Crime control…

You can’t spend an hour in America without hearing one side or the other make their pitch about gun control. I know the arguments on both sides well enough to quote them in my sleep. By contrast what I don’t hear almost any discussion about is crime control. Don’t let it be said I’ve ever shied away from stepping into whatever void I felt needed stepping into.

My simple proposal is that rather than controlling the inanimate object (i.e. the gun), perhaps we should refocus on controlling the people who use the object in a manner inconsistent with the manner allowed by law (i.e. to rape, rob, and murder). That leaves the vast majority of gun owners out of the equation because they tend largely towards using their weapons appropriately and in a reasonably safe manner.

Now here’s where things get heavy in the event I am empowered to pass legislation for a day. I propose the following tiered approach to addressing criminals who opt to use a firearm as they ply their trade:

1. If you possess or claim to possess a gun during commission of a crime, you receive the maximum penalty for the original crime plus an additional twenty years at hard labor (and I mean real Cool Hand Luke, chain-gang style labor). No option for parole.

2. If you display a gun (including realistic toys and BB or pellet guns) during commission of a crime, you receive the maximum penalty for the original crime plus an additional thirty years at hard labor. No option for parole.

3. If you fire a gun during commission of a crime, you receive the maximum penalty for the original crime plus an additional forty years at hard labor. No option for parole.

4. If you fire a gun during commission of a crime and the resulting projectile causes injury, whether intentional or unintentional, you receive the maximum penalty for the original crime plus an additional fifty years at hard labor. No option for parole.

5. If you fire a gun during commission of a crime resulting in the death of any individual, you have forfeit your right to enjoy the benefits of civil society and will be taken forthwith to the designated place of public execution where you will be hanged by the neck until you are dead.

Now I know that doesn’t solve all the issues. Our best efforts are never going legislate away people who behave irresponsibly or the fact that sometimes legitimate accidents do happen.
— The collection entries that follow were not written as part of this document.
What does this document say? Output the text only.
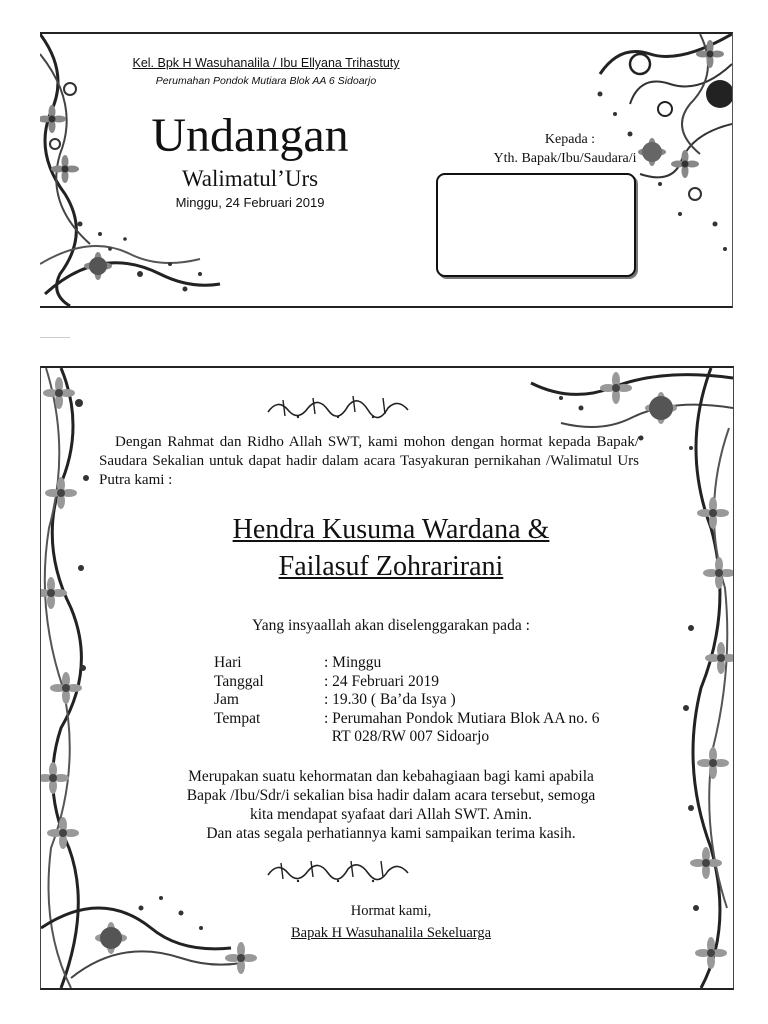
Kel. Bpk H Wasuhanalila / Ibu Ellyana Trihastuty
Perumahan Pondok Mutiara Blok AA 6 Sidoarjo
Undangan
Walimatul’Urs
Minggu, 24 Februari 2019
Kepada :
Yth. Bapak/Ibu/Saudara/i

Dengan Rahmat dan Ridho Allah SWT, kami mohon dengan hormat kepada Bapak/ Saudara Sekalian untuk dapat hadir dalam acara Tasyakuran pernikahan /Walimatul Urs Putra kami :

Hendra Kusuma Wardana &
Failasuf Zohrarirani
Yang insyaallah akan diselenggarakan pada :
Hari	: Minggu
Tanggal	: 24 Februari 2019
Jam	: 19.30 ( Ba’da Isya )
Tempat	: Perumahan Pondok Mutiara Blok AA no. 6
RT 028/RW 007 Sidoarjo
Merupakan suatu kehormatan dan kebahagiaan bagi kami apabila
Bapak /Ibu/Sdr/i sekalian bisa hadir dalam acara tersebut, semoga
kita mendapat syafaat dari Allah SWT. Amin.
Dan atas segala perhatiannya kami sampaikan terima kasih.
Hormat kami,
Bapak H Wasuhanalila Sekeluarga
Still, it feels like a step towards making the penalty for committing crime with a firearm terrible enough to be a legitimate deterrent to many if not most who aren’t deranged or otherwise determined to do harm.
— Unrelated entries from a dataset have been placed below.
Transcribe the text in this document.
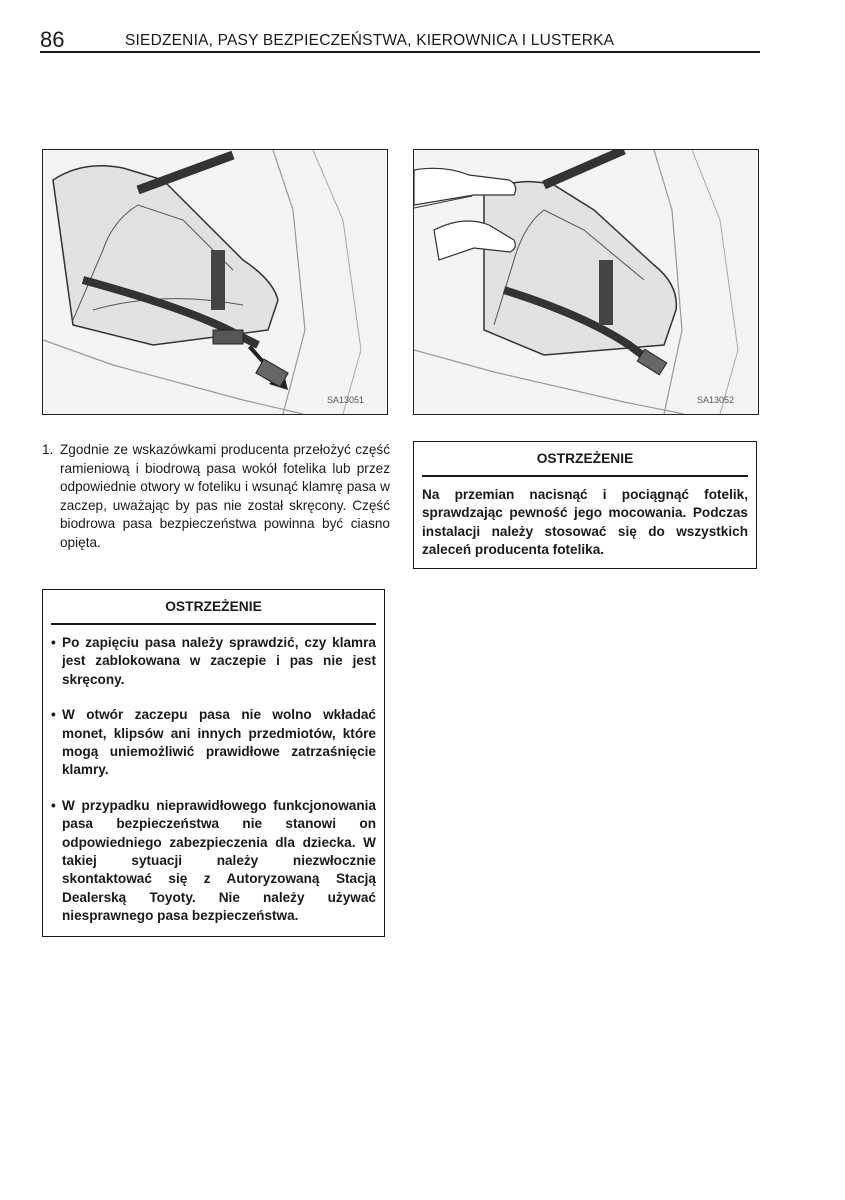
86	SIEDZENIA, PASY BEZPIECZEŃSTWA, KIEROWNICA I LUSTERKA
SA13051	SA13052
1. Zgodnie ze wskazówkami producenta przełożyć część ramieniową i biodrową pasa wokół fotelika lub przez odpowiednie otwory w foteliku i wsunąć klamrę pasa w zaczep, uważając by pas nie został skręcony. Część biodrowa pasa bezpieczeństwa powinna być ciasno opięta.
OSTRZEŻENIE
• Po zapięciu pasa należy sprawdzić, czy klamra jest zablokowana w zaczepie i pas nie jest skręcony.
• W otwór zaczepu pasa nie wolno wkładać monet, klipsów ani innych przedmiotów, które mogą uniemożliwić prawidłowe zatrzaśnięcie klamry.
• W przypadku nieprawidłowego funkcjonowania pasa bezpieczeństwa nie stanowi on odpowiedniego zabezpieczenia dla dziecka. W takiej sytuacji należy niezwłocznie skontaktować się z Autoryzowaną Stacją Dealerską Toyoty. Nie należy używać niesprawnego pasa bezpieczeństwa.
OSTRZEŻENIE
Na przemian nacisnąć i pociągnąć fotelik, sprawdzając pewność jego mocowania. Podczas instalacji należy stosować się do wszystkich zaleceń producenta fotelika.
Maybe it’s my wide libertarian streak showing, but if we’re going to get into the business of banning things (which we are), let’s be about the business of banning specific actions (and then enforcing those ruthlessly) instead of outlawing broad categories of things. Our long history as a country has proved that unilateral bans don’t work as intended and generally only lead to “bigger and badder” levels of crime (I’m looking at you here alcohol and drugs). So since we know up front that’s not going to work out like we might plan, let’s go ahead and at least start by pummeling the current crop criminals into submission before we set out to create a whole new class of criminals by even more blanket bans.